At first, as I strolled around the residential neighborhood near St. Catherine University, I didn’t realize what I was seeing. After all, we are so accustomed to only flowers and decorative greenery lining sidewalks that I almost missed noticing the zucchini and raspberries growing there.
On the 10-block walk to a wonderful used book store, I encountered enough incognito front-yard vegetable gardens to warrant going back to my daughter’s apartment for my camera. I saw squash of all sorts, a variety of greens, tomatoes, cucumbers, kale, chard, rhubarb (which grows to positively monstrous sizes in the North Country), herbs, onions, peas, beans and beets. I suspect now that some of those sunflowers and nasturtium were doing more than beautifying lawns.
Illegal Gardens in the News
Not only were the undercover edibles rooted discreetly in pots and window boxes, they were openly growing in the grassy strip between the sidewalk and street. This is especially pleasing to us who have followed Mother Earth News’ shocking forbidden-food-growing stories.
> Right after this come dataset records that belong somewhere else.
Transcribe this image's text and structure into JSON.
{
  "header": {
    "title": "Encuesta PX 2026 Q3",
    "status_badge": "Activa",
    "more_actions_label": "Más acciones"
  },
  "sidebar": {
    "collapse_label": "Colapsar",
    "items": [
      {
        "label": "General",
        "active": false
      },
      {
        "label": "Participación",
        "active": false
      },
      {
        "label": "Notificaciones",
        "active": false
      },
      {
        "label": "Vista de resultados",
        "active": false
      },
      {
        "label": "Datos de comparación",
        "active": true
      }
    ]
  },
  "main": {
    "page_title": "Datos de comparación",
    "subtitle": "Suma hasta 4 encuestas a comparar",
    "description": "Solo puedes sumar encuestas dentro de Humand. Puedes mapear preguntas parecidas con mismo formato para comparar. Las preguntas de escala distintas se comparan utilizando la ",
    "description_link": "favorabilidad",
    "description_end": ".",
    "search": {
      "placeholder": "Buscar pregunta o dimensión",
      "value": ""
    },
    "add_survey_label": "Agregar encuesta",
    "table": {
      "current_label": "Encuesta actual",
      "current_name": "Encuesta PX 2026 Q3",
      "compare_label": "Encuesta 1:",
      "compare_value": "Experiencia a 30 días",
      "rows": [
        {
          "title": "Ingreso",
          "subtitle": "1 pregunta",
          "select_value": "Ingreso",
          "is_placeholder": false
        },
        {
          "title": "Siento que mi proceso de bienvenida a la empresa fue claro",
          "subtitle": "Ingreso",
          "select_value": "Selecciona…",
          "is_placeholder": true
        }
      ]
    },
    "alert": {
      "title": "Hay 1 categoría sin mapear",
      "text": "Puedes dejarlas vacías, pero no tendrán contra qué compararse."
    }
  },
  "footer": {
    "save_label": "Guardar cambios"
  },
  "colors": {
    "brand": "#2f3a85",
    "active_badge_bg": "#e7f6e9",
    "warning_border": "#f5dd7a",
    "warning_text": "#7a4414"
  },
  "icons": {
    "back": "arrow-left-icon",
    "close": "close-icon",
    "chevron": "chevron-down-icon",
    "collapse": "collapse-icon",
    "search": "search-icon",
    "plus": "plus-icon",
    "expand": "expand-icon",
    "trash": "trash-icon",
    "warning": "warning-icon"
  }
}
Here is a list of “illegal garden” news compiled by Mother Earth News staff.
In 2013, Mother Earth News assistant editor Kale Roberts wrote of two Des Moines, Iowa, residents complaining to the city council about separate front-yard vegetable gardens they considered less attractive than grass. Also, beginning in 2012, Roberts wrote of Jason and Jennifer Helvenston, an Orlando, Fla., couple facing fines of $500 per day for growing vegetables where grass “should have been.” In both instances, thanks in part to heavy public pressure, the issues were eventually dropped. The municipalities deemed it could be an invasion of property rights for a city to mandate what can be planted on lawns.
From Lawn to Food Production in St. Paul
As I wandered about St. Paul taking photos, I encountered one yard completely devoid of lawn. The entire front yard along busy Randolph Avenue is a perennial wildflower garden without a blade of grass to mow or water. Wildflowers are naturally more drought resistant than domesticated grasses.
At another front yard alive with all manner of vegetables, the homeowners were, of course, sitting on their front step. Where else? Before I even had a chance to tell them what I was up to with my camera, they waved me over for a chat. Nearly every square inch of their yard was filled with delicious-looking fruit and vegetables. Only one slim grassy path cuts across the front yard ― as a convenience for the mailman, they said.
“When you live in Minnesota, you don’t walk, but RUN outside and start planting in spring,” the woman of the house laughed.